Contact: Catherine Ciancio, Director of Studies
Tel: +39 0932456613
Fax: +39 0932456613
Email: english_int.school@virgilio.it

[luvverly day] the day we went to the dvla

O frabjous day! Callooh! Callay!
I'm off to the ^&*$£()*ing DVLA

Yep, Higham is off on another identity-establishing jaunt today to a far flung town, finding his way around said town, wading his way through conflicting statements on multiple guidance leaflets and helpline advice, buying a cripplingly expensive lunch and then tackling the transport system [especially the return without any identity documents which will have been left at the DVLA for loss and later retrieval], before eventually arriving back here .

The real joke though is that he thinks he can also encompass taking his specimen to the local doctor, as per request and registering at another local employment office, minus the requisite documents, all on the one day.

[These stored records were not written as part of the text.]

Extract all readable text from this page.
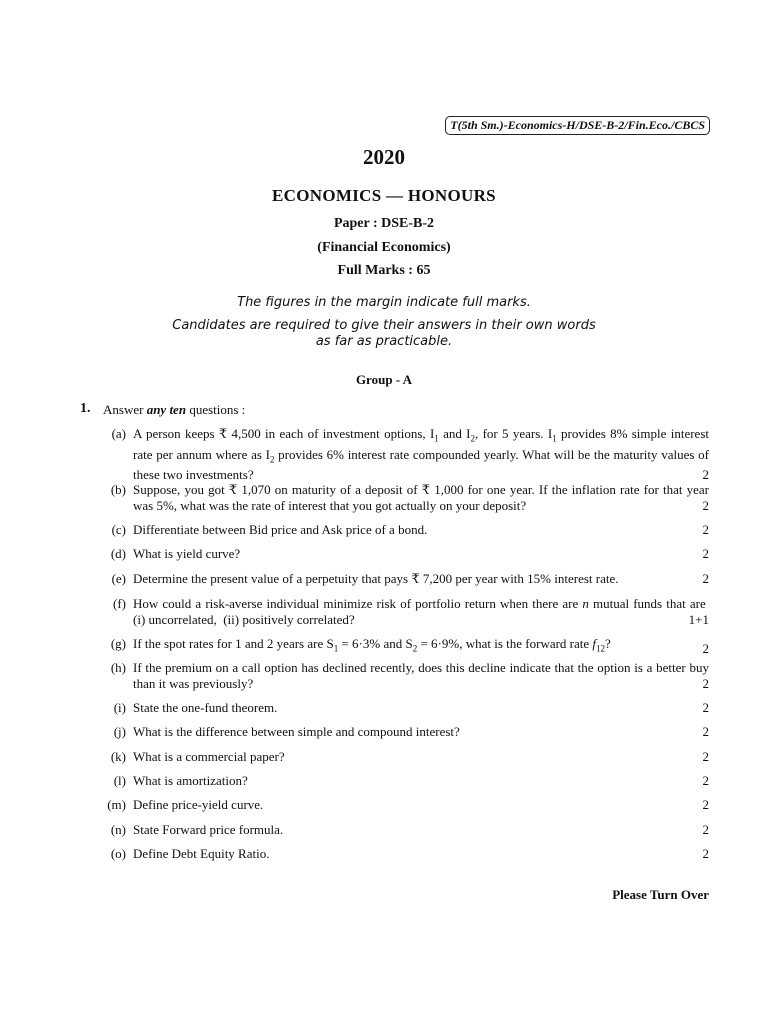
T(5th Sm.)-Economics-H/DSE-B-2/Fin.Eco./CBCS
2020
ECONOMICS — HONOURS
Paper : DSE-B-2
(Financial Economics)
Full Marks : 65
The figures in the margin indicate full marks.
Candidates are required to give their answers in their own words
as far as practicable.
Group - A
1. Answer any ten questions :
(a) A person keeps ₹ 4,500 in each of investment options, $I_1$ and $I_2$, for 5 years. $I_1$ provides 8% simple interest rate per annum where as $I_2$ provides 6% interest rate compounded yearly. What will be the maturity values of these two investments?	2
(b) Suppose, you got ₹ 1,070 on maturity of a deposit of ₹ 1,000 for one year. If the inflation rate for that year was 5%, what was the rate of interest that you got actually on your deposit?	2
(c) Differentiate between Bid price and Ask price of a bond.	2
(d) What is yield curve?	2
(e) Determine the present value of a perpetuity that pays ₹ 7,200 per year with 15% interest rate.	2
(f) How could a risk-averse individual minimize risk of portfolio return when there are n mutual funds that are  (i) uncorrelated,  (ii) positively correlated?	1+1
(g) If the spot rates for 1 and 2 years are $S_1 = 6\cdot 3\%$ and $S_2 = 6\cdot 9\%$, what is the forward rate $f_{12}$?	2
(h) If the premium on a call option has declined recently, does this decline indicate that the option is a better buy than it was previously?	2
(i) State the one-fund theorem.	2
(j) What is the difference between simple and compound interest?	2
(k) What is a commercial paper?	2
(l) What is amortization?	2
(m) Define price-yield curve.	2
(n) State Forward price formula.	2
(o) Define Debt Equity Ratio.	2
Please Turn Over
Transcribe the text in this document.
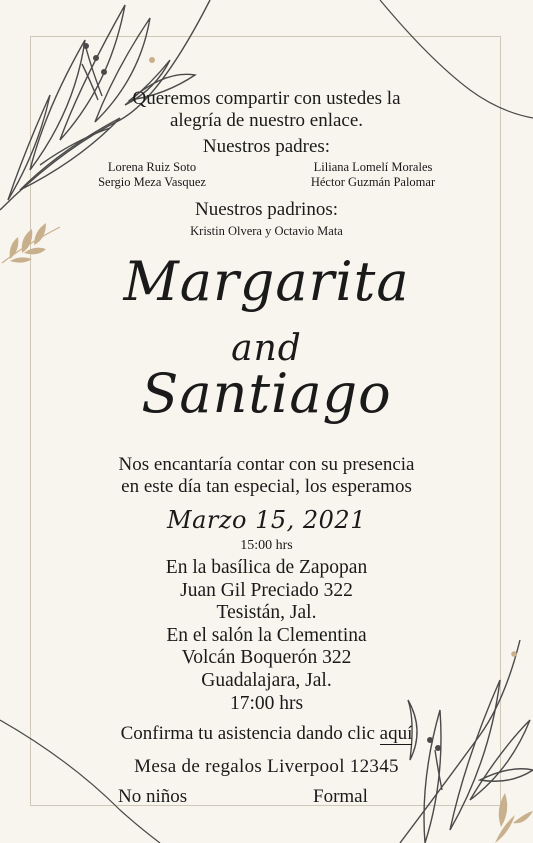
Queremos compartir con ustedes la
alegría de nuestro enlace.
Nuestros padres:
Lorena Ruiz Soto
Sergio Meza Vasquez
Liliana Lomelí Morales
Héctor Guzmán Palomar
Nuestros padrinos:
Kristin Olvera y Octavio Mata
Margarita
and
Santiago
Nos encantaría contar con su presencia
en este día tan especial, los esperamos
Marzo 15, 2021
15:00 hrs
En la basílica de Zapopan
Juan Gil Preciado 322
Tesistán, Jal.
En el salón la Clementina
Volcán Boquerón 322
Guadalajara, Jal.
17:00 hrs
Confirma tu asistencia dando clic aquí
Mesa de regalos Liverpool 12345
No niños	Formal
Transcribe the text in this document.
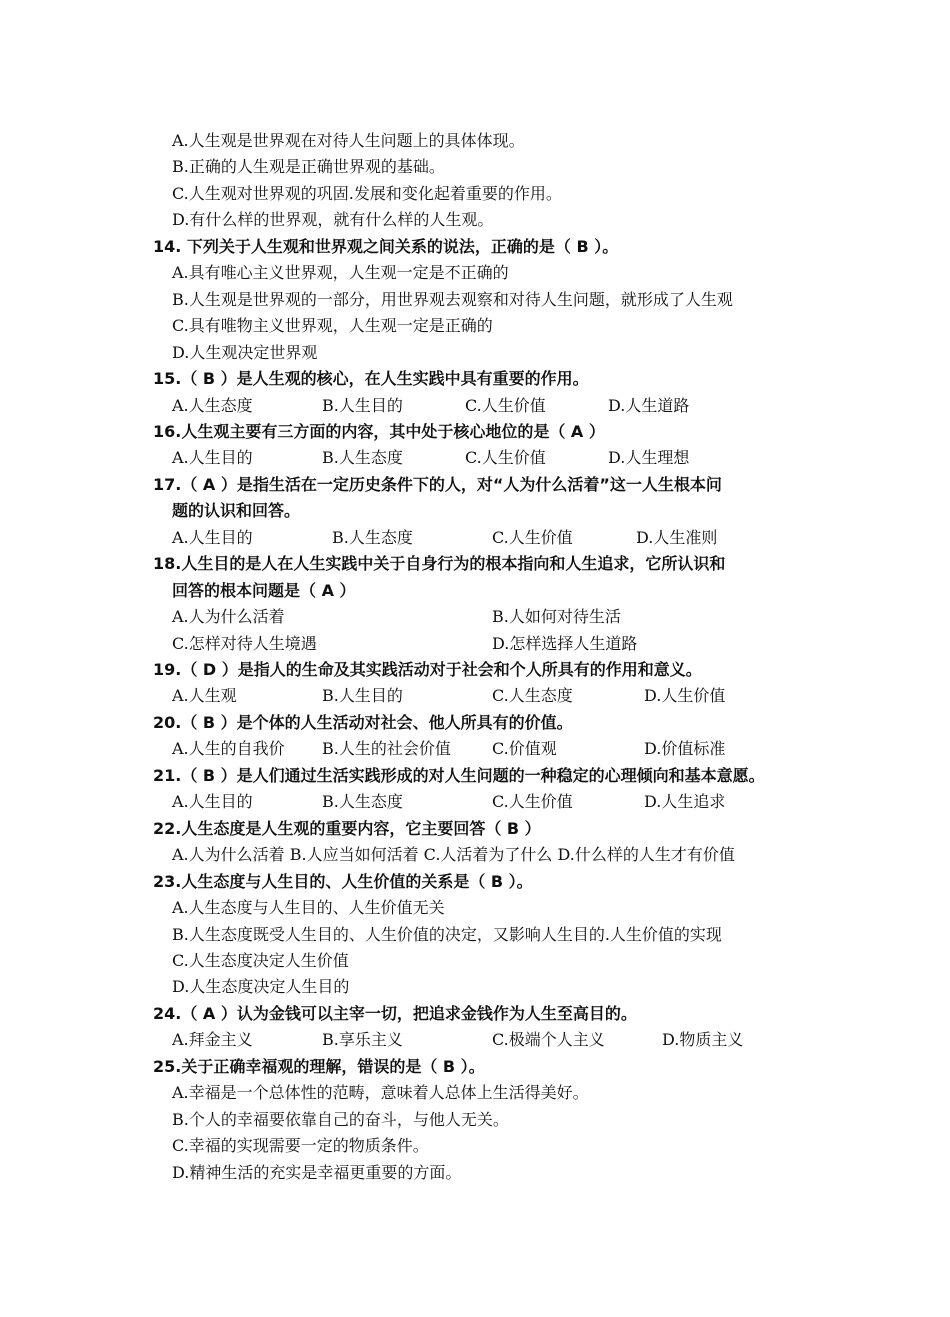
A.人生观是世界观在对待人生问题上的具体体现。
B.正确的人生观是正确世界观的基础。
C.人生观对世界观的巩固.发展和变化起着重要的作用。
D.有什么样的世界观，就有什么样的人生观。
14. 下列关于人生观和世界观之间关系的说法，正确的是（ B ）。
A.具有唯心主义世界观，人生观一定是不正确的
B.人生观是世界观的一部分，用世界观去观察和对待人生问题，就形成了人生观
C.具有唯物主义世界观，人生观一定是正确的
D.人生观决定世界观
15.（ B ）是人生观的核心，在人生实践中具有重要的作用。
A.人生态度	B.人生目的	C.人生价值	D.人生道路
16.人生观主要有三方面的内容，其中处于核心地位的是（ A ）
A.人生目的	B.人生态度	C.人生价值	D.人生理想
17.（ A ）是指生活在一定历史条件下的人，对“人为什么活着”这一人生根本问
题的认识和回答。
A.人生目的	B.人生态度	C.人生价值	D.人生准则
18.人生目的是人在人生实践中关于自身行为的根本指向和人生追求，它所认识和
回答的根本问题是（ A ）
A.人为什么活着	B.人如何对待生活
C.怎样对待人生境遇	D.怎样选择人生道路
19.（ D ）是指人的生命及其实践活动对于社会和个人所具有的作用和意义。
A.人生观	B.人生目的	C.人生态度	D.人生价值
20.（ B ）是个体的人生活动对社会、他人所具有的价值。
A.人生的自我价 B.人生的社会价值	C.价值观	D.价值标准
21.（ B ）是人们通过生活实践形成的对人生问题的一种稳定的心理倾向和基本意愿。
A.人生目的	B.人生态度	C.人生价值	D.人生追求
22.人生态度是人生观的重要内容，它主要回答（ B ）
A.人为什么活着 B.人应当如何活着 C.人活着为了什么 D.什么样的人生才有价值
23.人生态度与人生目的、人生价值的关系是（ B ）。
A.人生态度与人生目的、人生价值无关
B.人生态度既受人生目的、人生价值的决定，又影响人生目的.人生价值的实现
C.人生态度决定人生价值
D.人生态度决定人生目的
24.（ A ）认为金钱可以主宰一切，把追求金钱作为人生至高目的。
A.拜金主义	B.享乐主义	C.极端个人主义	D.物质主义
25.关于正确幸福观的理解，错误的是（ B ）。
A.幸福是一个总体性的范畴，意味着人总体上生活得美好。
B.个人的幸福要依靠自己的奋斗，与他人无关。
C.幸福的实现需要一定的物质条件。
D.精神生活的充实是幸福更重要的方面。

But the joke's on them because I've already lost most of my hair so I can't lose much more.

LATE AFTERNOON UPDATE

Well, what fun that was. The DVLA itself was not really a problem but that is a problem in itself in that no real questions or issues were raised which I could imagine there might have been. Thought I'd ask the lady about the rumour that the DVLA lost passports and things and she said, 'Oh not that much really.'

The smile froze on my face.

Later, seeking employment, the usual status issues arose but hopefully that'll be sorted out tomorrow. 'Oh, we don't get many of those over here,' she said, meaning people who've been gallivanting round the world. 'Yer well travelled then, aren't ye?'

Hopefully that's not held against me when we get down to the nitty gritty.

The return bus ride took us by the scenic route so that was nice too. Luvverly day?

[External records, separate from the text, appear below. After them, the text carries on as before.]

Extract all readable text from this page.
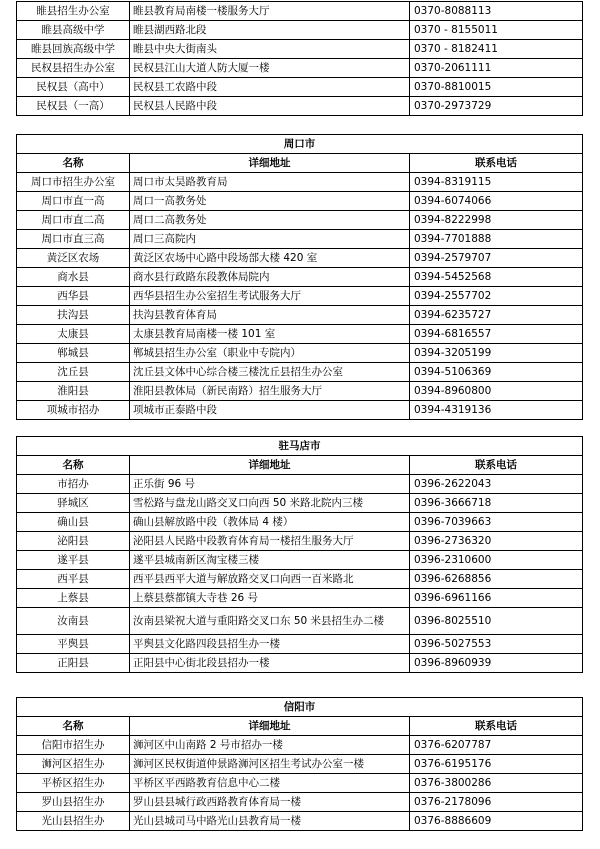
睢县招生办公室	睢县教育局南楼一楼服务大厅	0370-8088113
睢县高级中学	睢县湖西路北段	0370 - 8155011
睢县回族高级中学	睢县中央大街南头	0370 - 8182411
民权县招生办公室	民权县江山大道人防大厦一楼	0370-2061111
民权县（高中）	民权县工农路中段	0370-8810015
民权县（一高）	民权县人民路中段	0370-2973729
周口市		
名称	详细地址	联系电话
周口市招生办公室	周口市太昊路教育局	0394-8319115
周口市直一高	周口一高教务处	0394-6074066
周口市直二高	周口二高教务处	0394-8222998
周口市直三高	周口三高院内	0394-7701888
黄泛区农场	黄泛区农场中心路中段场部大楼 420 室	0394-2579707
商水县	商水县行政路东段教体局院内	0394-5452568
西华县	西华县招生办公室招生考试服务大厅	0394-2557702
扶沟县	扶沟县教育体育局	0394-6235727
太康县	太康县教育局南楼一楼 101 室	0394-6816557
郸城县	郸城县招生办公室（职业中专院内）	0394-3205199
沈丘县	沈丘县文体中心综合楼三楼沈丘县招生办公室	0394-5106369
淮阳县	淮阳县教体局（新民南路）招生服务大厅	0394-8960800
项城市招办	项城市正泰路中段	0394-4319136
驻马店市		
名称	详细地址	联系电话
市招办	正乐街 96 号	0396-2622043
驿城区	雪松路与盘龙山路交叉口向西 50 米路北院内三楼	0396-3666718
确山县	确山县解放路中段（教体局 4 楼）	0396-7039663
泌阳县	泌阳县人民路中段教育体育局一楼招生服务大厅	0396-2736320
遂平县	遂平县城南新区淘宝楼三楼	0396-2310600
西平县	西平县西平大道与解放路交叉口向西一百米路北	0396-6268856
上蔡县	上蔡县蔡都镇大寺巷 26 号	0396-6961166
汝南县	汝南县梁祝大道与重阳路交叉口东 50 米县招生办二楼	0396-8025510
平舆县	平舆县文化路四段县招生办一楼	0396-5027553
正阳县	正阳县中心街北段县招办一楼	0396-8960939
信阳市		
名称	详细地址	联系电话
信阳市招生办	浉河区中山南路 2 号市招办一楼	0376-6207787
浉河区招生办	浉河区民权街道仲景路浉河区招生考试办公室一楼	0376-6195176
平桥区招生办	平桥区平西路教育信息中心二楼	0376-3800286
罗山县招生办	罗山县县城行政西路教育体育局一楼	0376-2178096
光山县招生办	光山县城司马中路光山县教育局一楼	0376-8886609
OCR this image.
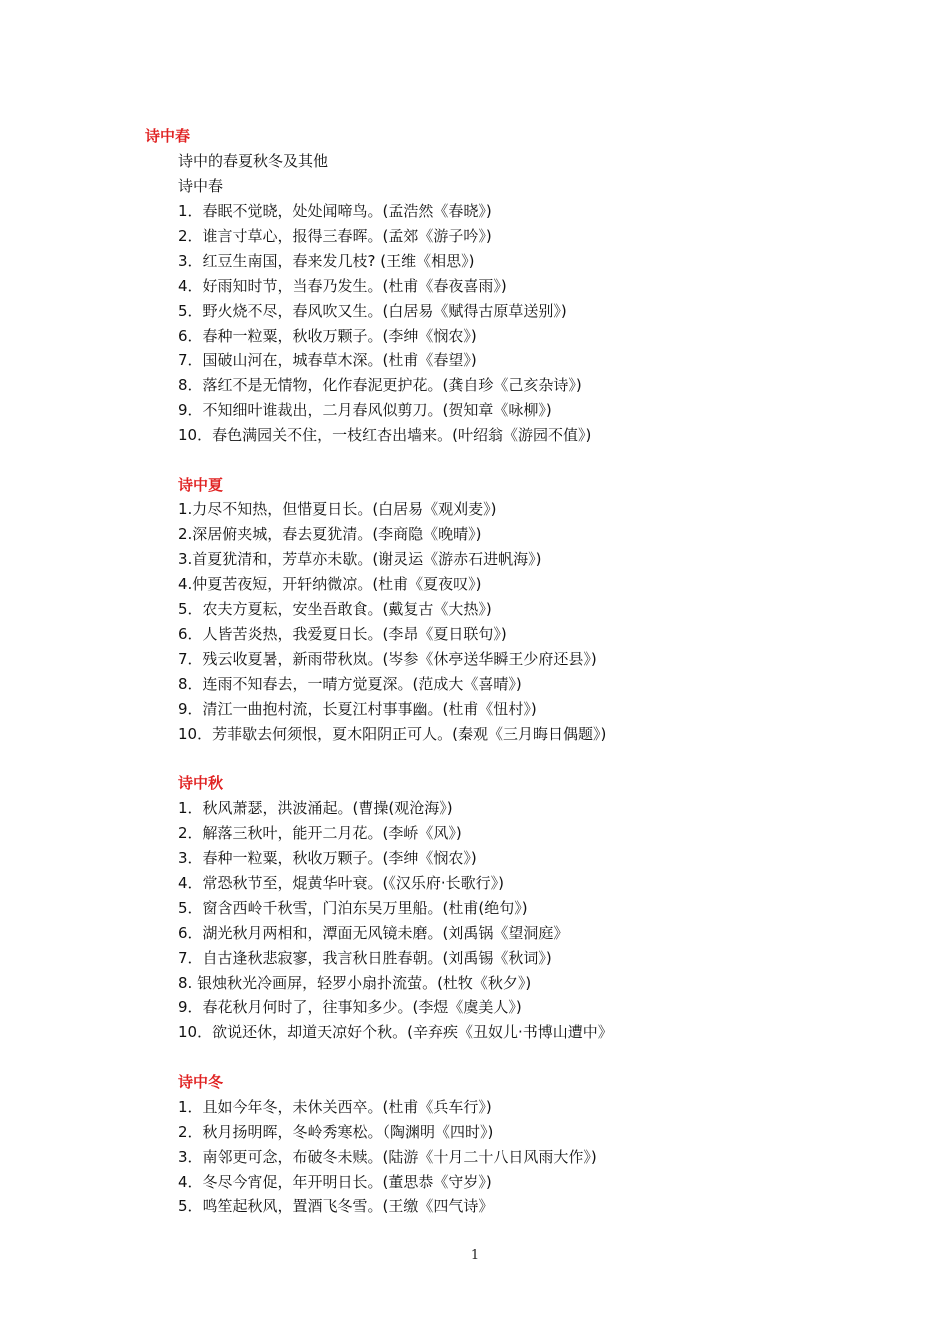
诗中春
诗中的春夏秋冬及其他
诗中春
1．春眠不觉晓，处处闻啼鸟。(孟浩然《春晓》)
2．谁言寸草心，报得三春晖。(孟郊《游子吟》)
3．红豆生南国，春来发几枝? (王维《相思》)
4．好雨知时节，当春乃发生。(杜甫《春夜喜雨》)
5．野火烧不尽，春风吹又生。(白居易《赋得古原草送别》)
6．春种一粒粟，秋收万颗子。(李绅《悯农》)
7．国破山河在，城春草木深。(杜甫《春望》)
8．落红不是无情物，化作春泥更护花。(龚自珍《己亥杂诗》)
9．不知细叶谁裁出，二月春风似剪刀。(贺知章《咏柳》)
10．春色满园关不住，一枝红杏出墙来。(叶绍翁《游园不值》)
诗中夏
1.力尽不知热，但惜夏日长。(白居易《观刈麦》)
2.深居俯夹城，春去夏犹清。(李商隐《晚晴》)
3.首夏犹清和，芳草亦未歇。(谢灵运《游赤石进帆海》)
4.仲夏苦夜短，开轩纳微凉。(杜甫《夏夜叹》)
5．农夫方夏耘，安坐吾敢食。(戴复古《大热》)
6．人皆苦炎热，我爱夏日长。(李昂《夏日联句》)
7．残云收夏暑，新雨带秋岚。(岑参《休亭送华瞬王少府还县》)
8．连雨不知春去，一晴方觉夏深。(范成大《喜晴》)
9．清江一曲抱村流，长夏江村事事幽。(杜甫《忸村》)
10．芳菲歇去何须恨，夏木阳阴正可人。(秦观《三月晦日偶题》)
诗中秋
1．秋风萧瑟，洪波涌起。(曹操(观沧海》)
2．解落三秋叶，能开二月花。(李峤《风》)
3．春种一粒粟，秋收万颗子。(李绅《悯农》)
4．常恐秋节至，焜黄华叶衰。(《汉乐府·长歌行》)
5．窗含西岭千秋雪，门泊东吴万里船。(杜甫(绝句》)
6．湖光秋月两相和，潭面无风镜未磨。(刘禹锅《望洞庭》
7．自古逢秋悲寂寥，我言秋日胜春朝。(刘禹锡《秋词》)
8. 银烛秋光冷画屏，轻罗小扇扑流萤。(杜牧《秋夕》)
9．春花秋月何时了，往事知多少。(李煜《虞美人》)
10．欲说还休，却道天凉好个秋。(辛弃疾《丑奴儿·书博山遭中》
诗中冬
1．且如今年冬，未休关西卒。(杜甫《兵车行》)
2．秋月扬明晖，冬岭秀寒松。（陶渊明《四时》)
3．南邻更可念，布破冬未赎。(陆游《十月二十八日风雨大作》)
4．冬尽今宵促，年开明日长。(董思恭《守岁》)
5．鸣笙起秋风，置酒飞冬雪。(王缴《四气诗》
1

[scanner] horror movie coming to you soon

US airports Los Angeles, New York's JFK, Baltimore-Washington, Denver, Albuquerque, Ronald Reagan Washington, Detroit, Dallas-Fort Worth and Phoenix Sky-Harbour, Washington Dulles and Las Vegas are now employing whole body scan technology on randomly selected passengers:

Unlike the puffer machines, which blast a person with air, then vacuum the particles and scan them for traces of explosives, the body-imaging machines use millimetre waves. A passenger steps into the machine and remains still for a few seconds, while the technology creates a three-dimensional image of the passenger from two antennas that simultaneously rotate around the body.

Millimetre waves use electromagnetic waves to generate an image based on the energy reflected from the body, creating a robotic image. The energy emitted is 10,000 times less than that of a cell phone, the TSA said.

They're scheduled for introduction at other US airports and it is probably a question of time until they enter the UK.

My question is: 'Is overseas travel the fun experience we like to delude ourselves it once was [ignoring transfer problems, hotels not up to scratch, being shunted into a tourist zone with all the others, interesting breakfast arrangements at the hotels, food hygiene and hotel building construction issues, pool hazards et al]?"

Could "the authorities", from the initial document renewal and submission phase through to the insurance lodgment for compensation phase later, be trying to give us a simple message:

"Much better to stay home and be a good little boy or girl?"